20 November 2023
A good sparkling wine is always a fine option, but Australia makes so many great whites, it is hard to go wrong. Some might opt for that easy, flavour-of-the-month, for drinking not thinking, Sauvignon Blanc, while others will recognize it for what it is, a perfidious, wannabe that gives wine a bad name (yes, I fall into a not insignificant minority that really does not like the stuff). You could go with an inoffensive, though usually forgettable Pinot Gris – so many remind me of the family Christmas where you can never remember the name of your third cousin’s middle child (and you probably don’t want to).
There are, however, good options. Plenty of very fine Chardonnays. So many emerging Italian varieties, thrilling Hunter Semillon. There is one white, however, which is not just a good option – it is perfect for our climate. A top Riesling. And if Australia is not short of one thing, it is cracking Riesling. Chill a few bottles and have a magic Christmas holiday.
Most Aussie Riesling is dry, clean, crisp and fresh. It will have been made without oak or artifice and be delightful drinking when young. Flavours will likely be dominated by citrus, especially limes, lemons and grapefruit. There will be floral notes, especially jasmine, and an array of other flavours, possibly stonefruit or tropical. Often there will be a wet slate or river stone character and a minerally backing.
Aged Riesling is an entirely different treasure.
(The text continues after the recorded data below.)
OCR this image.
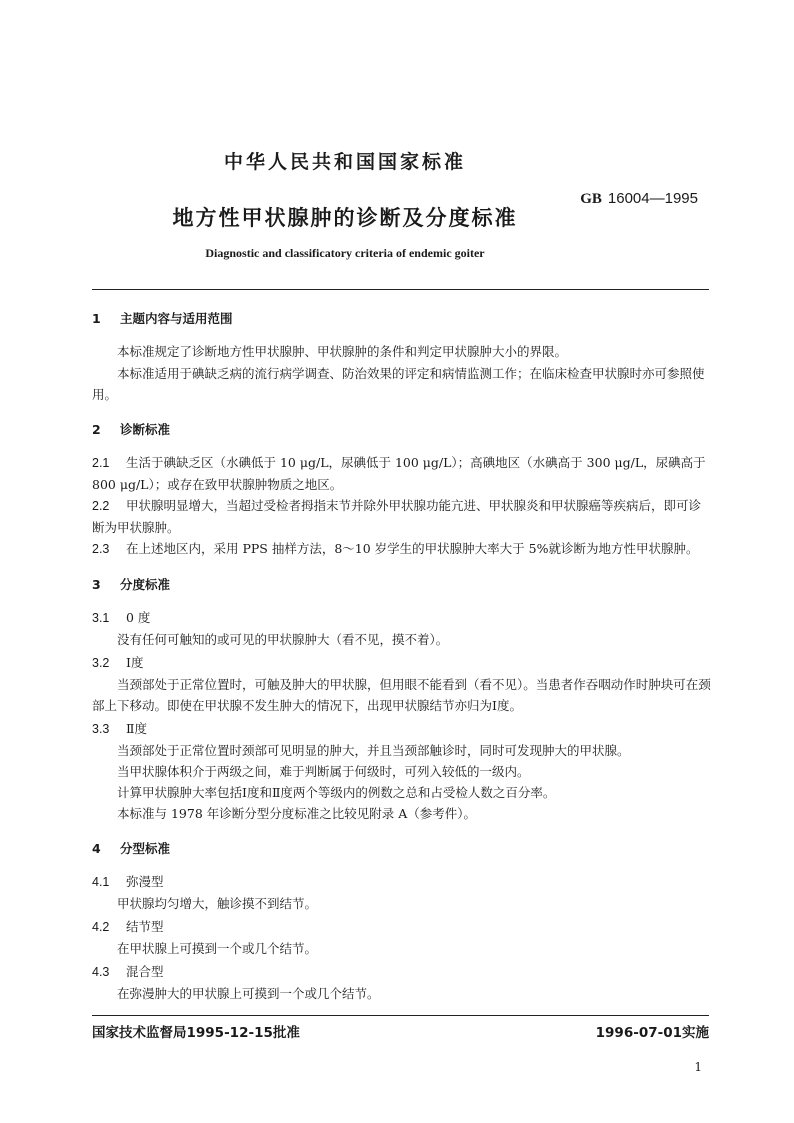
中华人民共和国国家标准
GB 16004—1995
地方性甲状腺肿的诊断及分度标准
Diagnostic and classificatory criteria of endemic goiter
1 主题内容与适用范围

本标准规定了诊断地方性甲状腺肿、甲状腺肿的条件和判定甲状腺肿大小的界限。

本标准适用于碘缺乏病的流行病学调查、防治效果的评定和病情监测工作；在临床检查甲状腺时亦可参照使用。

2 诊断标准

2.1 生活于碘缺乏区（水碘低于 10 μg/L，尿碘低于 100 μg/L）；高碘地区（水碘高于 300 μg/L，尿碘高于 800 μg/L）；或存在致甲状腺肿物质之地区。

2.2 甲状腺明显增大，当超过受检者拇指末节并除外甲状腺功能亢进、甲状腺炎和甲状腺癌等疾病后，即可诊断为甲状腺肿。

2.3 在上述地区内，采用 PPS 抽样方法，8～10 岁学生的甲状腺肿大率大于 5%就诊断为地方性甲状腺肿。

3 分度标准

3.1 0 度

没有任何可触知的或可见的甲状腺肿大（看不见，摸不着）。

3.2 Ⅰ度

当颈部处于正常位置时，可触及肿大的甲状腺，但用眼不能看到（看不见）。当患者作吞咽动作时肿块可在颈部上下移动。即使在甲状腺不发生肿大的情况下，出现甲状腺结节亦归为Ⅰ度。

3.3 Ⅱ度

当颈部处于正常位置时颈部可见明显的肿大，并且当颈部触诊时，同时可发现肿大的甲状腺。

当甲状腺体积介于两级之间，难于判断属于何级时，可列入较低的一级内。

计算甲状腺肿大率包括Ⅰ度和Ⅱ度两个等级内的例数之总和占受检人数之百分率。

本标准与 1978 年诊断分型分度标准之比较见附录 A（参考件）。

4 分型标准

4.1 弥漫型

甲状腺均匀增大，触诊摸不到结节。

4.2 结节型

在甲状腺上可摸到一个或几个结节。

4.3 混合型

在弥漫肿大的甲状腺上可摸到一个或几个结节。

国家技术监督局1995-12-15批准	1996-07-01实施
1
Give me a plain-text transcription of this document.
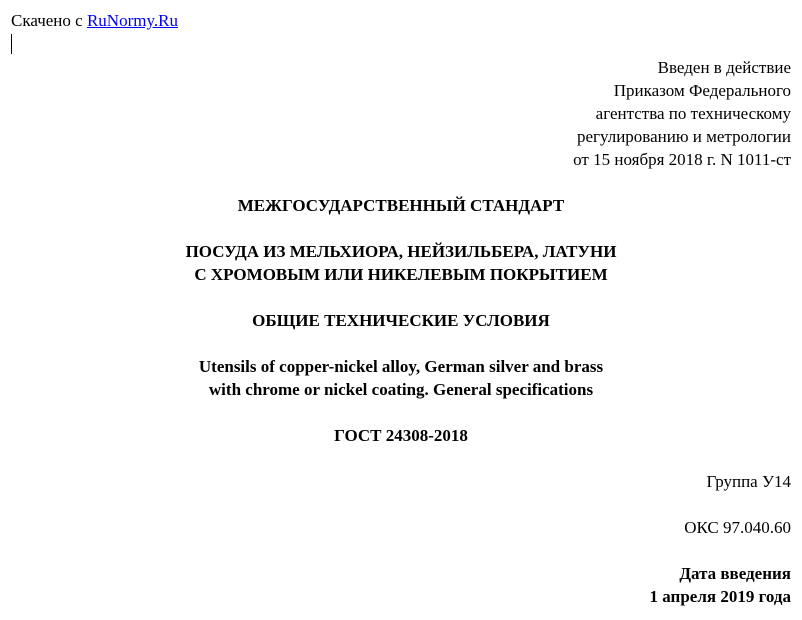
Скачено с RuNormy.Ru
Введен в действие
Приказом Федерального
агентства по техническому
регулированию и метрологии
от 15 ноября 2018 г. N 1011-ст
МЕЖГОСУДАРСТВЕННЫЙ СТАНДАРТ
ПОСУДА ИЗ МЕЛЬХИОРА, НЕЙЗИЛЬБЕРА, ЛАТУНИ
С ХРОМОВЫМ ИЛИ НИКЕЛЕВЫМ ПОКРЫТИЕМ
ОБЩИЕ ТЕХНИЧЕСКИЕ УСЛОВИЯ
Utensils of copper-nickel alloy, German silver and brass
with chrome or nickel coating. General specifications
ГОСТ 24308-2018
Группа У14
ОКС 97.040.60
Дата введения
1 апреля 2019 года
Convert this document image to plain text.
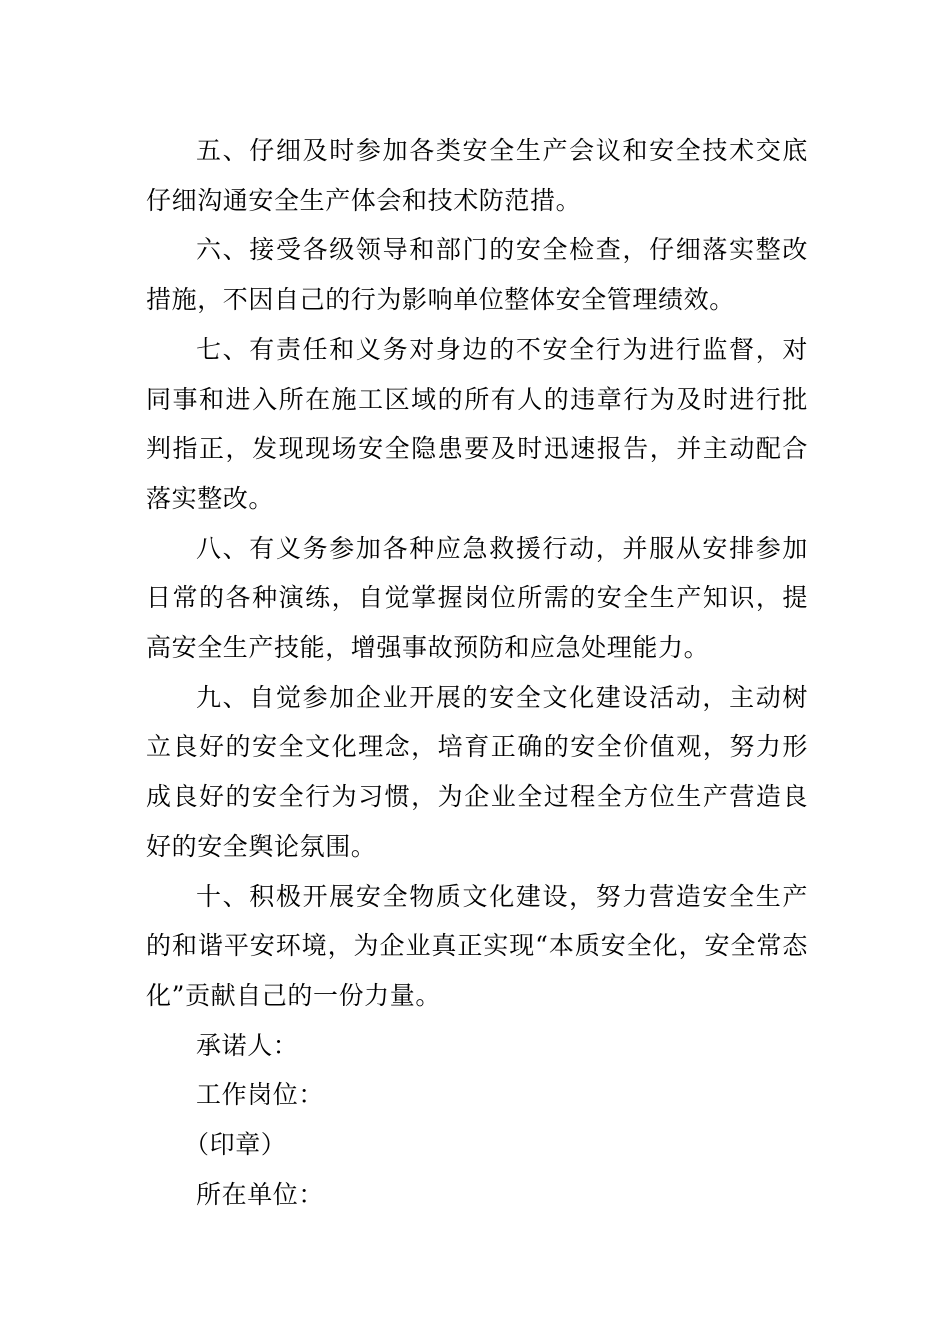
五、仔细及时参加各类安全生产会议和安全技术交底仔细沟通安全生产体会和技术防范措。

六、接受各级领导和部门的安全检查，仔细落实整改措施，不因自己的行为影响单位整体安全管理绩效。

七、有责任和义务对身边的不安全行为进行监督，对同事和进入所在施工区域的所有人的违章行为及时进行批判指正，发现现场安全隐患要及时迅速报告，并主动配合落实整改。

八、有义务参加各种应急救援行动，并服从安排参加日常的各种演练，自觉掌握岗位所需的安全生产知识，提高安全生产技能，增强事故预防和应急处理能力。

九、自觉参加企业开展的安全文化建设活动，主动树立良好的安全文化理念，培育正确的安全价值观，努力形成良好的安全行为习惯，为企业全过程全方位生产营造良好的安全舆论氛围。

十、积极开展安全物质文化建设，努力营造安全生产的和谐平安环境，为企业真正实现“本质安全化，安全常态化”贡献自己的一份力量。

承诺人：

工作岗位：

（印章）

所在单位：
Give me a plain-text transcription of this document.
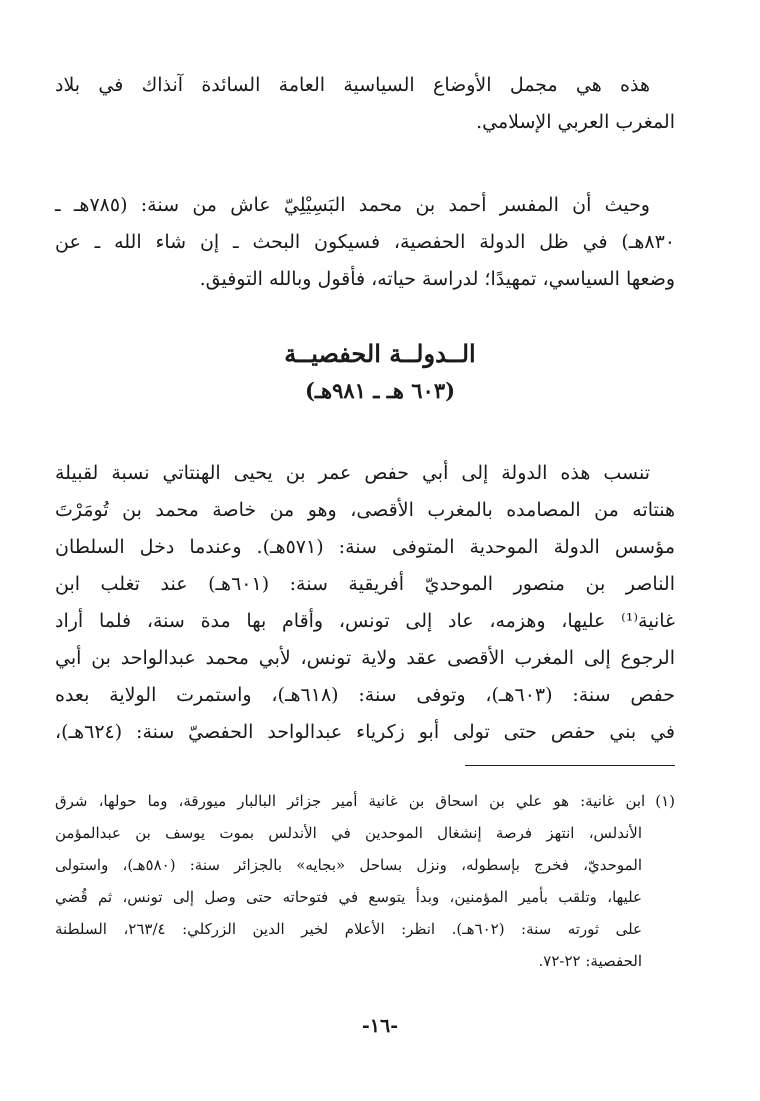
هذه هي مجمل الأوضاع السياسية العامة السائدة آنذاك في بلاد
المغرب العربي الإسلامي.
وحيث أن المفسر أحمد بن محمد البَسِيْلِيّ عاش من سنة: (٧٨٥هـ ـ
٨٣٠هـ) في ظل الدولة الحفصية، فسيكون البحث ـ إن شاء الله ـ عن
وضعها السياسي، تمهيدًا؛ لدراسة حياته، فأقول وبالله التوفيق.
الــدولــة الحفصيــة
(٦٠٣ هـ ـ ٩٨١هـ)
تنسب هذه الدولة إلى أبي حفص عمر بن يحيى الهنتاتي نسبة لقبيلة
هنتاته من المصامده بالمغرب الأقصى، وهو من خاصة محمد بن تُومَرْتَ
مؤسس الدولة الموحدية المتوفى سنة: (٥٧١هـ). وعندما دخل السلطان
الناصر بن منصور الموحديّ أفريقية سنة: (٦٠١هـ) عند تغلب ابن
غانية⁽¹⁾ عليها، وهزمه، عاد إلى تونس، وأقام بها مدة سنة، فلما أراد
الرجوع إلى المغرب الأقصى عقد ولاية تونس، لأبي محمد عبدالواحد بن أبي
حفص سنة: (٦٠٣هـ)، وتوفى سنة: (٦١٨هـ)، واستمرت الولاية بعده
في بني حفص حتى تولى أبو زكرياء عبدالواحد الحفصيّ سنة: (٦٢٤هـ)،
(١)ابن غانية: هو علي بن اسحاق بن غانية أمير جزائر البالبار ميورقة، وما حولها، شرق
الأندلس، انتهز فرصة إنشغال الموحدين في الأندلس بموت يوسف بن عبدالمؤمن
الموحديّ، فخرج بإسطوله، ونزل بساحل «بجايه» بالجزائر سنة: (٥٨٠هـ)، واستولى
عليها، وتلقب بأمير المؤمنين، وبدأ يتوسع في فتوحاته حتى وصل إلى تونس، ثم قُضي
على ثورته سنة: (٦٠٢هـ). انظر: الأعلام لخير الدين الزركلي: ٢٦٣/٤، السلطنة
الحفصية: ٢٢-٧٢.
-١٦-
In good cellars, five, ten or twenty years can perform a transformation of epic proportions. The wines turn into jewels with notes of lemon butter, toast and honey. A bottle of Jim Barry’s Florita from 2005, just last night, could not have been more thrilling. 2005 was a stunning vintage and put simply, this was surely one of the greatest whites ever made in this country.
Now you may struggle to find a bottle of the 2005, unless you have a well-stocked cellar, although many wineries do offer museum releases at times, but there are so many other choices. The Clare Valley is usually the first stop. The limes, lemons and florals are at their peak here. Grosset is justifiably famous. Pikes, O’Leary Walker, Taylors, Mt Horrocks, Jim Barry, KT and Petaluma are just a few of the names. Vickery, Kilikanoon, Paulett’s, Kirrihill, Tim Adams, Tim Gramp, Skillogalee, Knappstein, Leasingham, clos Clare, Sevenhill, Crabtree and Mitchells are also making cracking Riesling. These days, many producers have recognized that the sub-regions of the Clare can offer very different wines. So we have wineries releasing Rieslings from both Watervale and the Polish Hill River region as examples.
These wines will age brilliantly. Two producers who have made a speciality of Riesling are John Hughes at Rieslingfreak, with a wide array of locales and styles, and Neil Pike at Limefinger who has a retirement project making just two fabulous Rieslings, the Learnings from Watervale and Solace from the Polish Hill River sub-region. Yet to try the Hatch Rieslings, though hopefully that will be rectified next week, so keep an eye out. Another retirement project, this time from Chris Hatcher, who was chief winemaker for the Treasury group, and so much more for many years. If anyone knows how to make great wines, especially Rieslings, it is Hatch, so don’t miss out. The Eden Valley has a reputation which sits alongside the Clare.
The wines also offer the fine citrus and florals, but tend to be a little more elegant and delicate. Again, the wines have an exciting future if in a good cellar. Pewsey Vale is one of our oldest Riesling producers and one of the best. Heggies, Henschke, Peter Lehmann, especially their Wigan, Tapanappa and more are all worth exploring. Orlando’s Steingarten is a legendary wine. Tim Smith, Penfold’s, Sorby Adams, Mountadam, Elderton and Thorn Clarke are others to explore. Vintages in both the Clare and Eden Valleys tend along similar lines. 2021, 2022 and 2023 are all spectacular years, especially 2022. Do not hesitate to fill the cellar with these gems.
Moving west, the Great Southern region has confirmed its quality. Howard Park has long been a stalwart, while Frankland Estate, with their wide and intriguing array has established itself as one of the country’s best Riesling producers. Castle Rock should be on everyone’s radar. Victoria has wines like Seppelt’s Drumborg that are perennial favourites. Crawford River is a cult star, while Mac Forbes has pushed the boundaries of Riesling as much as anyone in the country. The cooler climate (at times) around Canberra has helped wineries like Lark Hill, Helm and Clonakilla all establish solid reputations for their Riesling. Heading south, many see Tasmania as the future – climate change is not dissuading anyone of this view. Many are small producers rarely seen, but some do filter through to the mainland. Bream Creek may be hard to find but is worth chasing. Freycinet make Riesling that seems simply ageless. Pressing Matters has focused very much on Riesling and offer an array at differing levels of residual sweetness. Something for everyone. Make sure Riesling is front and centre for your summer drinking.